His wife? At the hospital in Carigara, sick, with the youngest child.

I did, then, the least foolish thing I could think of, ringing in my ears Nietzsche’s epithet that  Ein mal ist kein mal: to do something once is not enough. But I did it once anyway. I buy 20kg of rice (from the tub marked marasa!) and all the fried chicken from a roadside stall.

As the children eat, the smell of chicken rises like scent wafted from a priest’s censer and the kaleidoscope turns its fretted form once more. In the middle of aspirations, needs, compunctions, wants already spread before me with the variegation of a Jackson Pollock painting, the one other boy, a neighbor, whom I learn is 16, tells me that he’s ‘a gay’.

So abrupt is the announcement, the declaration, the insistence, that he seems to speak not from his sexual predilection but from the same condition of poverty that has ensnared the others, most especially Evkim, whose empty rice bowl finally got the better of his efforts to go to school. What I mean is, he doesn’t have much, materially. But at least he has something: his clear and shining sexual identity. He doesn’t have to go foraging for a sense of who he is; rather, his disposition lays down for him a direction marker, pointing to somewhere beyond the surrounding rice paddies and giving him a sense of propulsion toward it; a sense of decisive meaning while everything around him acts in dilution of it.
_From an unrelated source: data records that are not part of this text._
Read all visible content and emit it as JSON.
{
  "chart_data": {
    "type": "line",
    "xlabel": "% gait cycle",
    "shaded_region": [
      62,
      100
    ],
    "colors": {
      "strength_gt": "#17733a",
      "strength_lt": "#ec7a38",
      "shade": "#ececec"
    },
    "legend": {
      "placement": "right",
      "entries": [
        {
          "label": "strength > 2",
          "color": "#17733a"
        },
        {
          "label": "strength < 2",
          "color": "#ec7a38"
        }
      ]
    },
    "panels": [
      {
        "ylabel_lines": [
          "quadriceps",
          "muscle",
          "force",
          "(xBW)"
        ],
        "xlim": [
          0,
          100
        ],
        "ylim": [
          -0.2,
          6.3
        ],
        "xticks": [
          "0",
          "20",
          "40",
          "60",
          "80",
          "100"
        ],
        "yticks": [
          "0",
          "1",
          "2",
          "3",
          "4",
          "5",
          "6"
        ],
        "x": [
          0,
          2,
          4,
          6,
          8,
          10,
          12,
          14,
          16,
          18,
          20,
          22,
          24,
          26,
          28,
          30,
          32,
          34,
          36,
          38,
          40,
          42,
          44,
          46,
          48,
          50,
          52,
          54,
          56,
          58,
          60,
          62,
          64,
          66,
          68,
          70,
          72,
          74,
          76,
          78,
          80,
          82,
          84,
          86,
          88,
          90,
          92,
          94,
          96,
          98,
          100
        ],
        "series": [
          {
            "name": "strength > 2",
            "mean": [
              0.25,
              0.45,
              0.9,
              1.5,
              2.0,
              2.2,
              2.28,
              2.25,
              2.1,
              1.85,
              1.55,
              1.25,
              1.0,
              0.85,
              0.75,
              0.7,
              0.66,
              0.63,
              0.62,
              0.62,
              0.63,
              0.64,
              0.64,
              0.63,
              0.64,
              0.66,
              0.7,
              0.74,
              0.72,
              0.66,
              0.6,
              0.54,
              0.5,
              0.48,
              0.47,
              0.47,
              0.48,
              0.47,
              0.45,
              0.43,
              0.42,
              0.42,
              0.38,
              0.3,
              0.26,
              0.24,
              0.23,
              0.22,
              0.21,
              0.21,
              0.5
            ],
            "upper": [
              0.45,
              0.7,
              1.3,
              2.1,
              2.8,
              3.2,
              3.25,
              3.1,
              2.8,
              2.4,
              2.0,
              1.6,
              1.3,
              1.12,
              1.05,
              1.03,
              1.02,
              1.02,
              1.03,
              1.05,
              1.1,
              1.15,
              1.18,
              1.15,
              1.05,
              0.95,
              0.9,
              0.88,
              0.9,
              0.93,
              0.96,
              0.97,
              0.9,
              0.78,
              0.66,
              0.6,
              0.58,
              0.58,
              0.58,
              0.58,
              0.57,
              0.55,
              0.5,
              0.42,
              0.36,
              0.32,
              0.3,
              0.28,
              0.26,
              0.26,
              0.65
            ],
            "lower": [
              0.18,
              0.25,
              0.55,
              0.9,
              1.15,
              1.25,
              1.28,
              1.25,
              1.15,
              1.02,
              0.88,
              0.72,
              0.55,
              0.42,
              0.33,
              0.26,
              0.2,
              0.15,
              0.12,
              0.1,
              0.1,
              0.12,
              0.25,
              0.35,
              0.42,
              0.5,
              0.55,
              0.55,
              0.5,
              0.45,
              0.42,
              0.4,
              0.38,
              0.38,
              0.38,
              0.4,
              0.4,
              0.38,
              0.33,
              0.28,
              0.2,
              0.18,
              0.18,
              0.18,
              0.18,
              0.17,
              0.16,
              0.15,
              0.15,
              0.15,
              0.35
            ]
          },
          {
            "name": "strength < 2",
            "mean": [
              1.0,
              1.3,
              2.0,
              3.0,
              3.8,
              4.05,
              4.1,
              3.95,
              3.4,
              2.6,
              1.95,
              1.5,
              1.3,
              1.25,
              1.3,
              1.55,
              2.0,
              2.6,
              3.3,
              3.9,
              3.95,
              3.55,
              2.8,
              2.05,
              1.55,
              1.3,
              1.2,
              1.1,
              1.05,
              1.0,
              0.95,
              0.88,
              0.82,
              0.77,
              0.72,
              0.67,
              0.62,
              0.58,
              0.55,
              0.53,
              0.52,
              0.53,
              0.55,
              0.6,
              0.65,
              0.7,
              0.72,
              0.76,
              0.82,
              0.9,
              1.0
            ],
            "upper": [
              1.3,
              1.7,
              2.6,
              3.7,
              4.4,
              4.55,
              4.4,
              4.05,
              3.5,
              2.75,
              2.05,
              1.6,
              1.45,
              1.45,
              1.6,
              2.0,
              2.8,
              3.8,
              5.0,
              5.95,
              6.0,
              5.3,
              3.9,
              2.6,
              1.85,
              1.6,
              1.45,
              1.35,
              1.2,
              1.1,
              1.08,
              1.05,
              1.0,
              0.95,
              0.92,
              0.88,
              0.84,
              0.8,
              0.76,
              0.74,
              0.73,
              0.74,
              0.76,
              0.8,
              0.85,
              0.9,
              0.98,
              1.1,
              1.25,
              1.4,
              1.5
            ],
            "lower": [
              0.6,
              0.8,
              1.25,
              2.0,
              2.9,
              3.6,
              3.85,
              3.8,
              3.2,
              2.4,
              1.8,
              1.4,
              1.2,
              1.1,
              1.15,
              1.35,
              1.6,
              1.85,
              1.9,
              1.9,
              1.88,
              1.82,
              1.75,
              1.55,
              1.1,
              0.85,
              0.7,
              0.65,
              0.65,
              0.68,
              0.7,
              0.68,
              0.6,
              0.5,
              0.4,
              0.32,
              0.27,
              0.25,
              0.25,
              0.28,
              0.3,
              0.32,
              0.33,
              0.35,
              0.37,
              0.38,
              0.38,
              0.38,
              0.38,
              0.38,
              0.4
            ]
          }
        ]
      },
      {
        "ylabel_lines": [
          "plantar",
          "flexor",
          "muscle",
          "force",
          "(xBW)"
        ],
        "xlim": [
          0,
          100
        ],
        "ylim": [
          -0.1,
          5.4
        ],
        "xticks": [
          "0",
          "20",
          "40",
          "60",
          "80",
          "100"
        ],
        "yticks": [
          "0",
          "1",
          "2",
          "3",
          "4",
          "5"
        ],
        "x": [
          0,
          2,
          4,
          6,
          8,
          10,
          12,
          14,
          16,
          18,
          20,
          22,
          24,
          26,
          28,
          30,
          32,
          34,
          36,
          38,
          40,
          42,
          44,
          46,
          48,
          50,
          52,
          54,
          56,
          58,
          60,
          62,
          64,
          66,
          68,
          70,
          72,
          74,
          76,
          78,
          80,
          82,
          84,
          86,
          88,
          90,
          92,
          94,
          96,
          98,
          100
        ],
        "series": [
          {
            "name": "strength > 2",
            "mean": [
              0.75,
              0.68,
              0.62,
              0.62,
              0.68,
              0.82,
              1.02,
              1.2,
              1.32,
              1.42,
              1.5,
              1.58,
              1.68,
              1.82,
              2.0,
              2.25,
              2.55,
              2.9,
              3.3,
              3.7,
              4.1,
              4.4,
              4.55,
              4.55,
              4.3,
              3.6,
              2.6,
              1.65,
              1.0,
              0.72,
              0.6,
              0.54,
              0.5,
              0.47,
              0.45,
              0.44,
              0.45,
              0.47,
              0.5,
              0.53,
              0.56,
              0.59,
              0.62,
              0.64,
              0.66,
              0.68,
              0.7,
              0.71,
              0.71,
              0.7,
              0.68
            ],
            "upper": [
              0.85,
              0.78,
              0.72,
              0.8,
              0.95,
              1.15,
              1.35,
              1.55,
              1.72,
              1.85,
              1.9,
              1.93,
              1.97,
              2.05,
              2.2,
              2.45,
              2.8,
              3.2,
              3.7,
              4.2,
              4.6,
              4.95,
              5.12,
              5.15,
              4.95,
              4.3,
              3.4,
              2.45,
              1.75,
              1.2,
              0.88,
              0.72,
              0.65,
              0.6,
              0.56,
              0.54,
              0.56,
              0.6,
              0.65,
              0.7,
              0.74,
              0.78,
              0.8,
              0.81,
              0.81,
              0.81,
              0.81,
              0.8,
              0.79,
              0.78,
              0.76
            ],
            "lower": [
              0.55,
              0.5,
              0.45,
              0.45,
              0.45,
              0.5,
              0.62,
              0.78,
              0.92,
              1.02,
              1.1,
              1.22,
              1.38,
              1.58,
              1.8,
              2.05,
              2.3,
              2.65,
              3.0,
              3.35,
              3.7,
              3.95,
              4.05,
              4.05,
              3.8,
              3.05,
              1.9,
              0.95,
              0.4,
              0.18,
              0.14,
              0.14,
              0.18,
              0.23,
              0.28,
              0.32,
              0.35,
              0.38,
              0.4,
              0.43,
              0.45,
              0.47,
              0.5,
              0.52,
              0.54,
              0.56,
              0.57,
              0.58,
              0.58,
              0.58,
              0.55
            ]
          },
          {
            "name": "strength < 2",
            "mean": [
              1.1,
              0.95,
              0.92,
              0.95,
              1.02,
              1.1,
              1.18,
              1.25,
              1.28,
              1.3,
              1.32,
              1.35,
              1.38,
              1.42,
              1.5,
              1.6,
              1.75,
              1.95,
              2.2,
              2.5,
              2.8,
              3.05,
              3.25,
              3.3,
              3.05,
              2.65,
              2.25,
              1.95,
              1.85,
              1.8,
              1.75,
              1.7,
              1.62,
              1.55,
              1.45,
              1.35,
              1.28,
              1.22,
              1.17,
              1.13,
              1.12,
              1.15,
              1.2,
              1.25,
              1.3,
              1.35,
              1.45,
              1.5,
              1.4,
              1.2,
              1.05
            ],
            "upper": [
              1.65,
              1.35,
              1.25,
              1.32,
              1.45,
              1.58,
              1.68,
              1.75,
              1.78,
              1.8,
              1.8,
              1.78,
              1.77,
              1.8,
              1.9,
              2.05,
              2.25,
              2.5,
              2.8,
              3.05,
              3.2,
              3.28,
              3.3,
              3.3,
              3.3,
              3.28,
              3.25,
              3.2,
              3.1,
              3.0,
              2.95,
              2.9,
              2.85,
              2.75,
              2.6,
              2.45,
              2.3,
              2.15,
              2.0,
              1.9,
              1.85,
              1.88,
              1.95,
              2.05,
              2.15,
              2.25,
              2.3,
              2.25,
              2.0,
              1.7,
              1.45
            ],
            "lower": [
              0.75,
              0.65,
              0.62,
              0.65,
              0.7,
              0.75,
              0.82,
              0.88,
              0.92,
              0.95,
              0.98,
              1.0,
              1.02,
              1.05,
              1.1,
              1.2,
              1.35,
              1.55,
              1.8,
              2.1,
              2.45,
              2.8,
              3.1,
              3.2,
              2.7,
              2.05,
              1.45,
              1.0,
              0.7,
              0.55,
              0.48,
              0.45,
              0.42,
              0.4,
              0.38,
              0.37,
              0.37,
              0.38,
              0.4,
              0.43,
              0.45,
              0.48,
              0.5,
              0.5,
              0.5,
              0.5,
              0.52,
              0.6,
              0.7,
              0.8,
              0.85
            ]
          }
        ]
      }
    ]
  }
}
Yes, he seems to argue by his statement of his sexuality, a rice pot’s empty, but I have a nutrient force that defines my desiring and my desirability against the confounding bleakness of poverty.

I begin to lace my shoes, the collisions of the ‘cold, hard billiard ball’ yielded something soft, sad, and wistful. Yielding something, I mean, full of life.

And what then, of Russell’s notion of happiness? To take possession of it, I walk with Evkim to his school. We cross the road. We greet the Grade 4 teacher. She points to Evkim’s desk. His stool. His pen. His book. She shows me his name in the register, written there as if suggesting there’s a fate to avail of other than the one bestride a wall. And we all agree he’ll be back in school the next day.  

Can one be happy with an Evkim not in school? If yes, then happiness is not a thing worth pursuing. With an Evkim in school, we act in congruence with what Darwin and Nietzsche discerned to be qualities essential to life: that is, our striving for; our yearning.

Evkim’s a striver, too. He just needed someone to remind him of it. So he could begin over.